Facing stricter fuel economy standards, BMW and Mercedes-Benz are considering bringing four-cylinder engines back to the United States.
BMW stopped offering four cylinders in 1999 when its 318ti hatchback flopped. Mercedes-Benz had four-cylinder engines on the 2005 C230 and SLK230 but dropped them in favor of six-cylinder models.
BMW of North America is considering a twin-turbocharged, direct-injection four-cylinder gasoline engine for U.S. vehicles, said CEO Jim O'Donnell.
"The plans will be firmed up when we have definite news from Washington on what the fuel standards are going to be," he said.

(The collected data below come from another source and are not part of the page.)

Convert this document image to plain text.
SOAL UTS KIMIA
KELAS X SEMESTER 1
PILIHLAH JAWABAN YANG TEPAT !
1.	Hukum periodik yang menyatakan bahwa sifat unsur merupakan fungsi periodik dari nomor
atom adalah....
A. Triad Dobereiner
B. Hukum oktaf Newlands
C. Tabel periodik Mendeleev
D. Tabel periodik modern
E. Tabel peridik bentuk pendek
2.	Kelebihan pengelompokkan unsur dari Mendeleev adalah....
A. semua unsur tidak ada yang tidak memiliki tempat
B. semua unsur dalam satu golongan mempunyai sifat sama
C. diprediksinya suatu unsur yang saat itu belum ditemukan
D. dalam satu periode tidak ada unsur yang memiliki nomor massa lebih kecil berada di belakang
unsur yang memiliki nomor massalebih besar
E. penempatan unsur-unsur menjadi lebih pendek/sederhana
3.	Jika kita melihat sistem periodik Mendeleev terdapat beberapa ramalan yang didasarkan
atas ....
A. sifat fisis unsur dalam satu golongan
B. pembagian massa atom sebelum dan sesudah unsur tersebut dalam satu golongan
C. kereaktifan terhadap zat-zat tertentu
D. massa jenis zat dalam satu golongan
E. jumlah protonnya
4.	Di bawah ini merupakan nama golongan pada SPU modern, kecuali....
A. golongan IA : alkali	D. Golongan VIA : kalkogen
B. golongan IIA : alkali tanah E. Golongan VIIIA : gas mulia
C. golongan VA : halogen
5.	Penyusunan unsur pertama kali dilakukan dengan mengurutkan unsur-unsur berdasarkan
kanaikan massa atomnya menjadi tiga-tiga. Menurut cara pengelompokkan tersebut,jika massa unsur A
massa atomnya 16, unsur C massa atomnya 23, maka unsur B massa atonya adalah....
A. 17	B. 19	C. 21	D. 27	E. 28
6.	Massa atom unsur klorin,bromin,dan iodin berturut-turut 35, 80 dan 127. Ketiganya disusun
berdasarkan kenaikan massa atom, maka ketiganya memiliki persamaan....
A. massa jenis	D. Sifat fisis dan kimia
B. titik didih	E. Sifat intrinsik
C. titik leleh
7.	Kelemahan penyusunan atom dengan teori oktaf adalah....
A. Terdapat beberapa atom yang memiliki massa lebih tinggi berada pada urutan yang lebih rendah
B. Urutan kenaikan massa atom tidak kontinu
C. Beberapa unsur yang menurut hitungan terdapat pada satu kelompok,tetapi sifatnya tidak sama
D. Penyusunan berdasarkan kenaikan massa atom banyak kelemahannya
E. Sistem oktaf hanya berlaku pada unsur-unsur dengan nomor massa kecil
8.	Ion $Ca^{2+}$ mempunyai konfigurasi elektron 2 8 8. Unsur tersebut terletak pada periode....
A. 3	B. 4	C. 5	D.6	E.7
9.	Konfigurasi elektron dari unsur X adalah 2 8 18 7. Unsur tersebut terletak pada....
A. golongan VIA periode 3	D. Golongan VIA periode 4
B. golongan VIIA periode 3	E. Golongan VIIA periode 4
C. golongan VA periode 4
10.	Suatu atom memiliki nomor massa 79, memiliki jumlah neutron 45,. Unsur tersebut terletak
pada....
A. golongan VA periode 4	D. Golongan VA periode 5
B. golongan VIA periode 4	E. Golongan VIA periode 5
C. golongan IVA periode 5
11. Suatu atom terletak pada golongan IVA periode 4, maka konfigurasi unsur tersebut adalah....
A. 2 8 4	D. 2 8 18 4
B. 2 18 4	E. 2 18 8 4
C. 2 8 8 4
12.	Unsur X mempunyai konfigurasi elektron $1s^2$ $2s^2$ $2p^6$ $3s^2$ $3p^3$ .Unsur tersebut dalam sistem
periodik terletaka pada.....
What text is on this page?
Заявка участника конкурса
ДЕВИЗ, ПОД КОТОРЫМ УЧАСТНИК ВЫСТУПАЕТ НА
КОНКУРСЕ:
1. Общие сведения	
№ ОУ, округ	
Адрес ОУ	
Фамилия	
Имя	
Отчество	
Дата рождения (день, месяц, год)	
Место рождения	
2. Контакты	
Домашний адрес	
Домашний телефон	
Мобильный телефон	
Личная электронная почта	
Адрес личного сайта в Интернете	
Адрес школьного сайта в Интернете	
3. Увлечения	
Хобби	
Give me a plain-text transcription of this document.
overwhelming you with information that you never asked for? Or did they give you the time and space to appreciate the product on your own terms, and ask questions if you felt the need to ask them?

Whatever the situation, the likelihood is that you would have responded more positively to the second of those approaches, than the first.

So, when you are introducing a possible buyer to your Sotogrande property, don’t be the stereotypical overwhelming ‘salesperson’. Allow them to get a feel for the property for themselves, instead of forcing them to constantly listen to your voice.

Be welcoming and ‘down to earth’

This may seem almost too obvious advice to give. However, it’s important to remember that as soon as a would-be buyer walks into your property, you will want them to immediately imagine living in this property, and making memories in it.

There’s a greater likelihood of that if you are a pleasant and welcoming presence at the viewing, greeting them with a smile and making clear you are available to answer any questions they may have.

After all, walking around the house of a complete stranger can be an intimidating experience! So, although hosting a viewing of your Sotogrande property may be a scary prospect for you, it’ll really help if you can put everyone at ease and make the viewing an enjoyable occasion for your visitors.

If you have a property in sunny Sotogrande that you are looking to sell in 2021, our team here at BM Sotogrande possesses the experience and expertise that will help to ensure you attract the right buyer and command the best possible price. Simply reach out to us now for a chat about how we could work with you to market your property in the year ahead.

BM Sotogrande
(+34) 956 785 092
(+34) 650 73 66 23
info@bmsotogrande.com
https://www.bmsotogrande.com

O'Donnell said the engine could be used in 1- and 3-series cars and the X1 and X3 crossovers. BMW is designing the four-cylinder to have as much power as its current inline six-cylinder family, but with better fuel economy and lower emissions, he said.
One potential snag: the four-cylinder costs more to build than the six-cylinder family, and BMW would pass along that cost to consumers. O'Donnell said buyers may not be willing to pay more for advanced technology.
Mercedes-Benz is deciding whether to offer the four-cylinder diesel from the E250 Bluetec concept at the New York auto show this month.
The show car, based on the new E-class sedan, has a 2.2-liter four-cylinder diesel with 204 hp and a fuel economy rating of nearly 40 mpg on the highway.
Ernst Lieb, CEO of Mercedes-Benz USA, said the E class may not be the right car for the engine in the United States. But, he said, it is well-suited for the C-class sedan and GLK compact SUV and could be used in the current generation of both vehicles.